BackgroundIntestinal obstruction is an abdominal disease associated to mortality, especially if complicated with sepsis. Resuscitation increases survival, although controversies remain concerning to therapeutic strategy. MethodsTo assess the effects of hypertonic saline and pentoxifylline on the inflammatory response and oxidative stress, Wistar rats underwent a laparotomy loop intestinal obstruction and ischemia. After 24 h, the intestinal segment was resected (IO) without any other treatment and resuscitation/pentoxifylline were administered according to the group: Ringer's lactate (RL); hypertonic saline (HS); pentoxifylline (PTX); Ringer's lactate with pentoxifylline (RL + PTX); hypertonic saline with pentoxifylline (HS + PTX) and the control group (CG) that was not submitted to ischemia and obstruction.
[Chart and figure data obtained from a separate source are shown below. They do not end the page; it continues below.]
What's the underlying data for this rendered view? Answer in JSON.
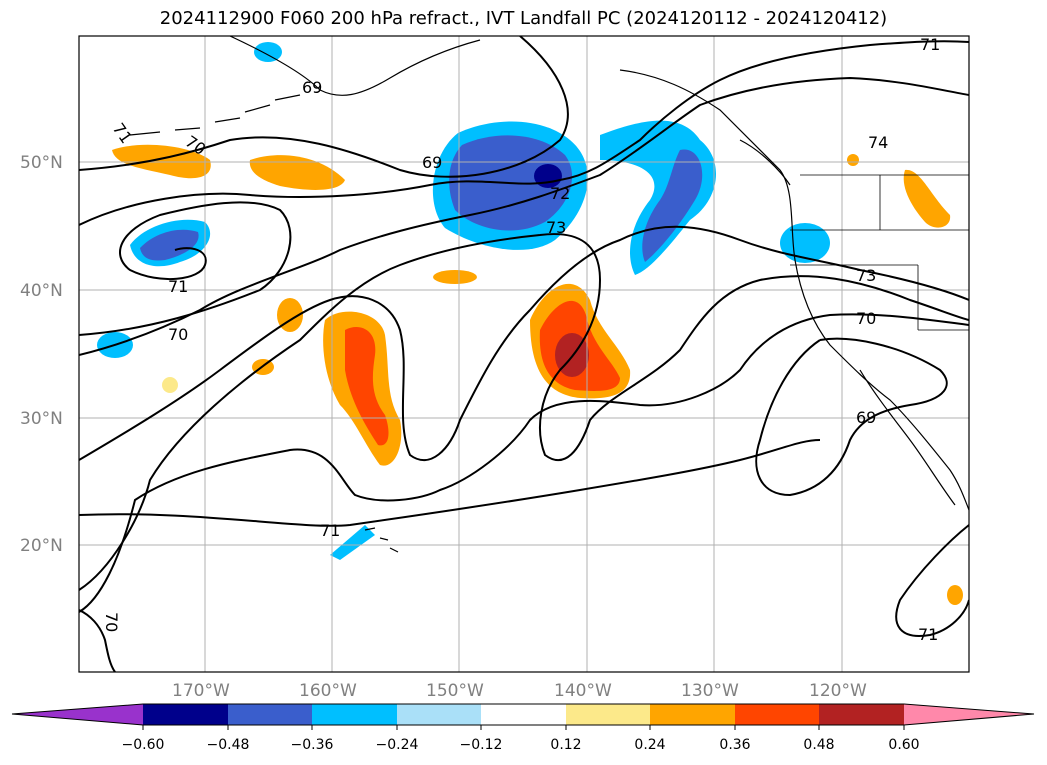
{
  "title": "2024112900 F060 200 hPa refract., IVT Landfall PC (2024120112 - 2024120412)",
  "colors": {
    "neg_060": "#9932cc",
    "neg_048": "#00008b",
    "neg_036": "#3a5ecc",
    "neg_024": "#00bfff",
    "neg_012": "#aae0f8",
    "zero": "#ffffff",
    "pos_012": "#fce98a",
    "pos_024": "#ffa500",
    "pos_036": "#ff4500",
    "pos_048": "#b22222",
    "pos_060": "#ff88aa",
    "contour": "#000000",
    "grid": "#b0b0b0",
    "coast": "#000000"
  },
  "map": {
    "lat_ticks": [
      "50°N",
      "40°N",
      "30°N",
      "20°N"
    ],
    "lon_ticks": [
      "170°W",
      "160°W",
      "150°W",
      "140°W",
      "130°W",
      "120°W"
    ]
  },
  "contour_labels": [
    "71",
    "69",
    "70",
    "71",
    "72",
    "73",
    "69",
    "70",
    "71",
    "74",
    "73",
    "70",
    "69",
    "71",
    "70",
    "71"
  ],
  "colorbar": {
    "ticks": [
      "−0.60",
      "−0.48",
      "−0.36",
      "−0.24",
      "−0.12",
      "0.12",
      "0.24",
      "0.36",
      "0.48",
      "0.60"
    ]
  }
}
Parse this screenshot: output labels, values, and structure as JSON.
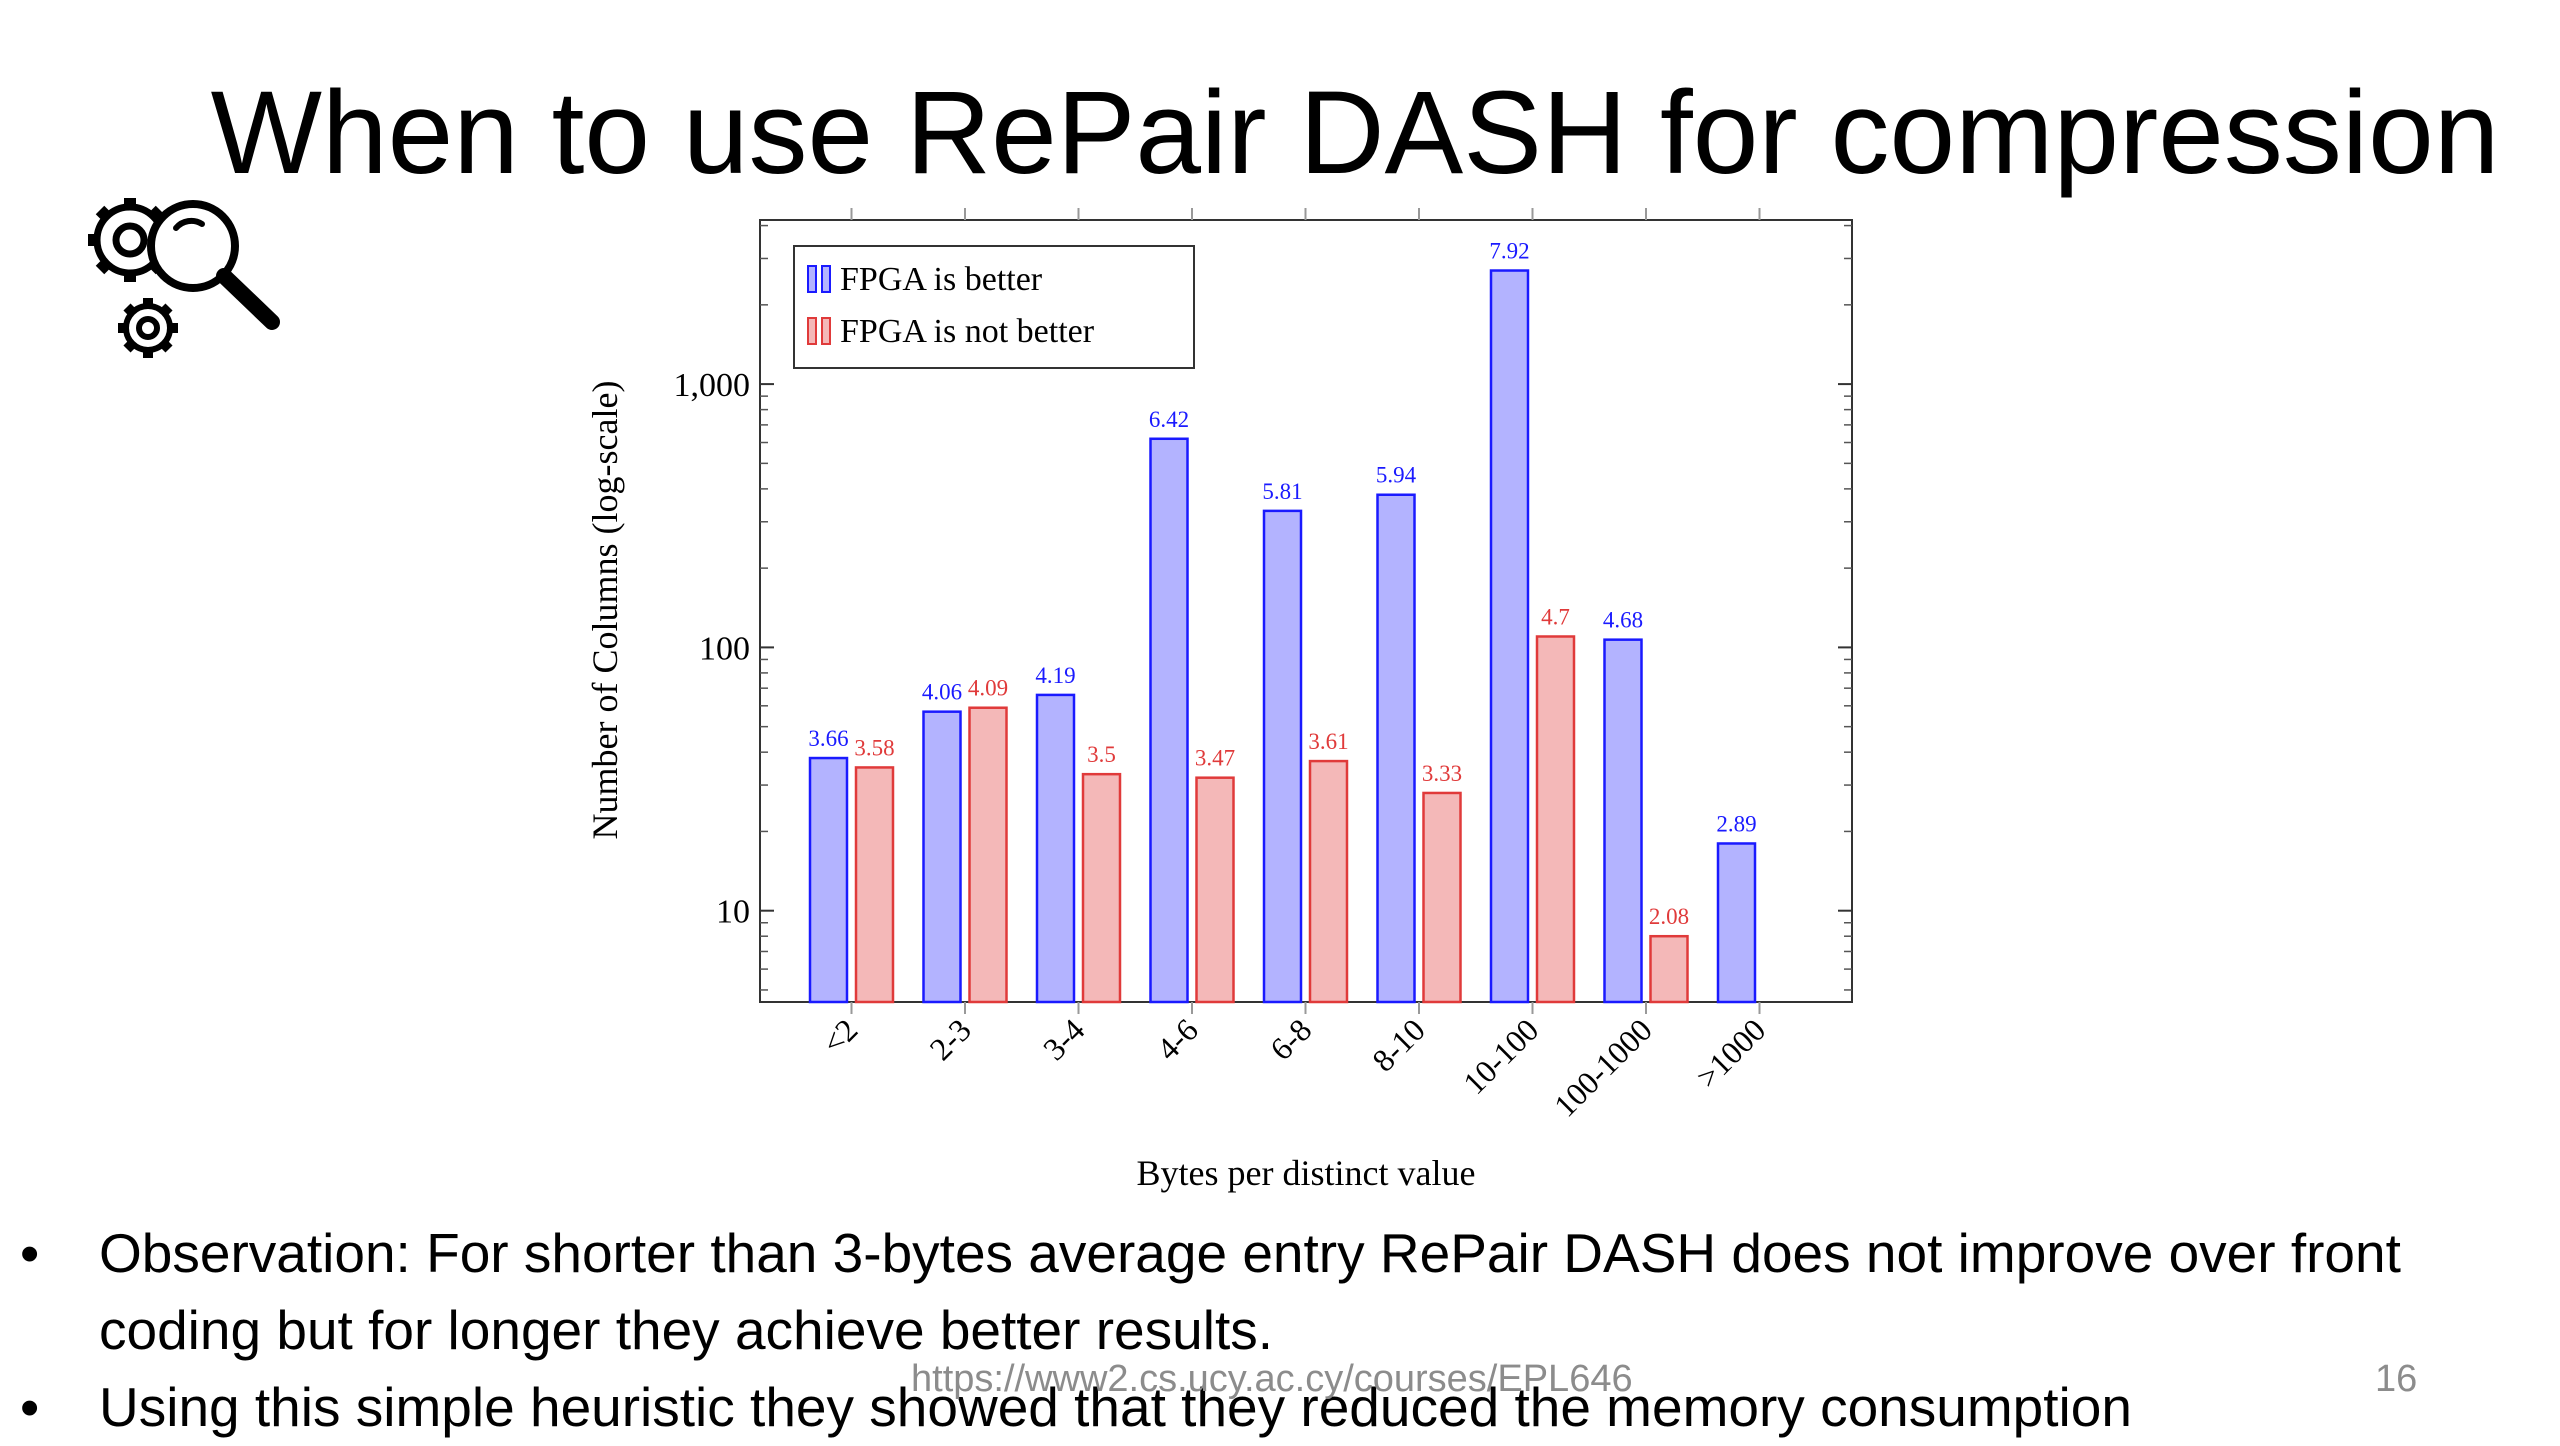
{
  "slide": {
    "title": "When to use RePair DASH for compression",
    "bullets": [
      "Observation: For shorter than 3-bytes average entry RePair DASH does not improve over front coding but for longer they achieve better results.",
      "Using this simple heuristic they showed that they reduced the memory consumption"
    ],
    "footer_url": "https://www2.cs.ucy.ac.cy/courses/EPL646",
    "page_number": "16",
    "icon": "gears-magnifier-icon"
  },
  "chart_data": {
    "type": "bar",
    "title": "",
    "xlabel": "Bytes per distinct value",
    "ylabel": "Number of Columns (log-scale)",
    "yscale": "log",
    "ylim": [
      4.5,
      4200
    ],
    "yticks": [
      10,
      100,
      1000
    ],
    "ytick_labels": [
      "10",
      "100",
      "1,000"
    ],
    "categories": [
      "<2",
      "2-3",
      "3-4",
      "4-6",
      "6-8",
      "8-10",
      "10-100",
      "100-1000",
      ">1000"
    ],
    "legend_position": "top-left",
    "grid": false,
    "series": [
      {
        "name": "FPGA is better",
        "fill": "#b3b3ff",
        "stroke": "#1a1aff",
        "label_color": "#1a1aff",
        "values": [
          38,
          57,
          66,
          620,
          330,
          380,
          2700,
          107,
          18
        ],
        "labels": [
          "3.66",
          "4.06",
          "4.19",
          "6.42",
          "5.81",
          "5.94",
          "7.92",
          "4.68",
          "2.89"
        ]
      },
      {
        "name": "FPGA is not better",
        "fill": "#f4b8b8",
        "stroke": "#e03a3a",
        "label_color": "#e03a3a",
        "values": [
          35,
          59,
          33,
          32,
          37,
          28,
          110,
          8,
          null
        ],
        "labels": [
          "3.58",
          "4.09",
          "3.5",
          "3.47",
          "3.61",
          "3.33",
          "4.7",
          "2.08",
          null
        ]
      }
    ]
  }
}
Mean arterial pressure (MAP) was recorded 4 times, and euthanasia was done 3 h after the resuscitation to obtain lung tissue, for malondialdehyde (MDA) by thiobarbituric acid reactive substances (TBARS) method, inflammatory cytokines were assessed using ELISA and NF-κΒ by Western blotting. ResultsThe initial MAP levels were higher in the RL and HS groups than in the others; however, the last measurement was similar among all the groups. IL-1β, IL-6 and CINC-1 (Cytokine-Induced Neutrophil Chemoattractant-1) were lower in the HS, PTX and HS + PTX groups compared with the IO and RL groups. IL-10 was lower in the HS + PTX group than in the IO group. NF-κB in the HS, PTX and HS + PTX groups were lower than in the IO group; NF-κB in the HS + PTX group was lower than in the RL group. MDA in the lung was lower in the HS + PTX group compared with other groups. ConclusionHypertonic saline and pentoxifylline, both alone and in combination, attenuated oxidative stress and the activation of NF-κB, leading to a decrease in the inflammatory response.